Only other new thing is I have A’s second transition meeting tomorrow. Last one was HEATED. The gen ed team is coming to this one. I did take A to meet with the kinder teachers and rsp teacher 1-1 last week. The RSP teacher was a first year fifth grade teacher when I was in fifth grade there lol. She was like I didn’t have you but I remember you were next door with Andrea! Not a lot of black kids roll through that school LOL But she was like my observation is he’s really compliant. Obviously you know his deficits but a lot of kids come in lacking the fine motor skills. She said he responded really well to the timer and if/then statements (stuff he’s been working on with his BT) and that she actually thinks he could be more independent and successful with a part time aide. My friend/ his advocate was saying if she thinks he only needs a p/t aide then she’s not going to push SDC first. Which she did say that her recommendation for gen ed would be to start with a P/T aide then check in after 3-4 weeks to make any adjustments as needed. But she did also say SDC would could be a benefit just for the smaller class size and larger teacher ratio so he may learn independence faster in that situation. But it’s K-3 and honestly A is going to adapt to his peers and I know once they put kids in SDC it’s basically impossible to get them back to gen ed despite what people say.

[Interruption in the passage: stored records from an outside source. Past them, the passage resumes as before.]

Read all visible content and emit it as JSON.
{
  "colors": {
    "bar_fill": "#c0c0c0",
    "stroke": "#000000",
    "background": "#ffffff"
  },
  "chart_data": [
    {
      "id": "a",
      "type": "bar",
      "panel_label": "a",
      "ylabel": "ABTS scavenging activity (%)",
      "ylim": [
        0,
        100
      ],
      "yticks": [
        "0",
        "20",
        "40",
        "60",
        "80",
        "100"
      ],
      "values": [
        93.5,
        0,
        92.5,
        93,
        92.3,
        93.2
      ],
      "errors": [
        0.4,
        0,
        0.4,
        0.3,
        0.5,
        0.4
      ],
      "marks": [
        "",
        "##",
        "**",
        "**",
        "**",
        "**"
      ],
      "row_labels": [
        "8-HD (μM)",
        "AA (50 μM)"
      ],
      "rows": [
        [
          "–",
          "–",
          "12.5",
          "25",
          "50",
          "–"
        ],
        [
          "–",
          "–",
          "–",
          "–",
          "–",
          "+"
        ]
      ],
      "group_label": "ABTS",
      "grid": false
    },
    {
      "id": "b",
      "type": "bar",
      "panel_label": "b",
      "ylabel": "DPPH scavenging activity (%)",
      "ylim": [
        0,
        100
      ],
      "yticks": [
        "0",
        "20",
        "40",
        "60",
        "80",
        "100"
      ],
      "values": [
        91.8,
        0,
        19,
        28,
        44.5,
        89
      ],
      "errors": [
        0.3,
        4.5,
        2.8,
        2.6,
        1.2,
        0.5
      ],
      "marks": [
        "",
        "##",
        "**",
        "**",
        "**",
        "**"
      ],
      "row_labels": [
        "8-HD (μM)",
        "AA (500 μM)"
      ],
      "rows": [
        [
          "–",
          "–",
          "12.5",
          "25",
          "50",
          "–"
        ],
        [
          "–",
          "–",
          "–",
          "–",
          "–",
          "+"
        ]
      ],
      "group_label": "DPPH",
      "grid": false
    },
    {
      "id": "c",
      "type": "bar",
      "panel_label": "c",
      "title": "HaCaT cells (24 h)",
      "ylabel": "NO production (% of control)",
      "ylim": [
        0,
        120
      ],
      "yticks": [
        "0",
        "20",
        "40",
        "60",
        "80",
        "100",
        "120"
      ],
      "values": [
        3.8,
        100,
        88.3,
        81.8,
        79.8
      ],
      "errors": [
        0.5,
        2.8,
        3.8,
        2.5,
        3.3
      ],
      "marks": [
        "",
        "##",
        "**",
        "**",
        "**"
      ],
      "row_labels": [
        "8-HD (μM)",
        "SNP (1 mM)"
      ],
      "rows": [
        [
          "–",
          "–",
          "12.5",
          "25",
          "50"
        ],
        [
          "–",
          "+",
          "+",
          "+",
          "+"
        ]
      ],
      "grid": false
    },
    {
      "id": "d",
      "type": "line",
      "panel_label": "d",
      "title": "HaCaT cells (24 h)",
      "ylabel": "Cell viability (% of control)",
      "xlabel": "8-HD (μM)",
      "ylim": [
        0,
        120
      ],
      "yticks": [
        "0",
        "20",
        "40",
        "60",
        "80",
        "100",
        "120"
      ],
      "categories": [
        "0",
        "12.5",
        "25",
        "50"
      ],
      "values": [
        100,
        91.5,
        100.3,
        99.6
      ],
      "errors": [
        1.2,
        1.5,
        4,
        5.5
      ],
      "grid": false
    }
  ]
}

My mom finally woke up in her divorce and realized that everything I was saying is true. So they’re going to end up in court probably. The only thing I wasn’t shocked by but was new was that the mediator said if my stepdad’s goal is to protect the kids then they should just put everything in the kids’ names now. And my mom said sure, let’s do it! And he said no. Then they argued about the properties because my mom’s two properties will be worth far less than his two. And he was saying but the potential of her two is better because the lot sizes are huge and she could develop them into huge money makers. And my mom said with what money would I do that? And so my mom said well if you think what I’m getting is so much better then we can switch. And he immediately said no. Like I’m not shocked because it’s not about the kids at all. I know it’s not about my brother/me/A. And I had a suspicion it wasn’t about the twins and was about him/his son from his first marriage. But this just confirms it. He's trying to keep her from going to court by saying that when he signed the house to her he legally only owned half, so she only would get a 1/4 which is less than what they're negotiating now. But the thing is he lied to her and said he owned it outright. And even gave her a deed that showed they owned it together not him, her, and his ex wife. And honestly I know he stalled signing the divorce papers for his ex so I think for sure he intentionally waited to sign them until after he signed the house to my mom for this exact moment. Either way, my mom found the hidden paperwork and snagged it before she left the house to prove he lied to her. He doesn't know she has it. And he lied to her about having a key to her house because I asked her for a key and literally same day HE gave me a copy of the key saying he made it for me that morning! So hello! I told my mom he literally does divorce mediation/cases, so he wouldn't even need an attorney. He knows you'd have to go get an expensive attorney. If what he's saying is true, after a year of arguing in mediation going to court would be better for him. So obviously he doesn't want you to go to court for a reason, which is he's getting a better deal in mediation than he would in court.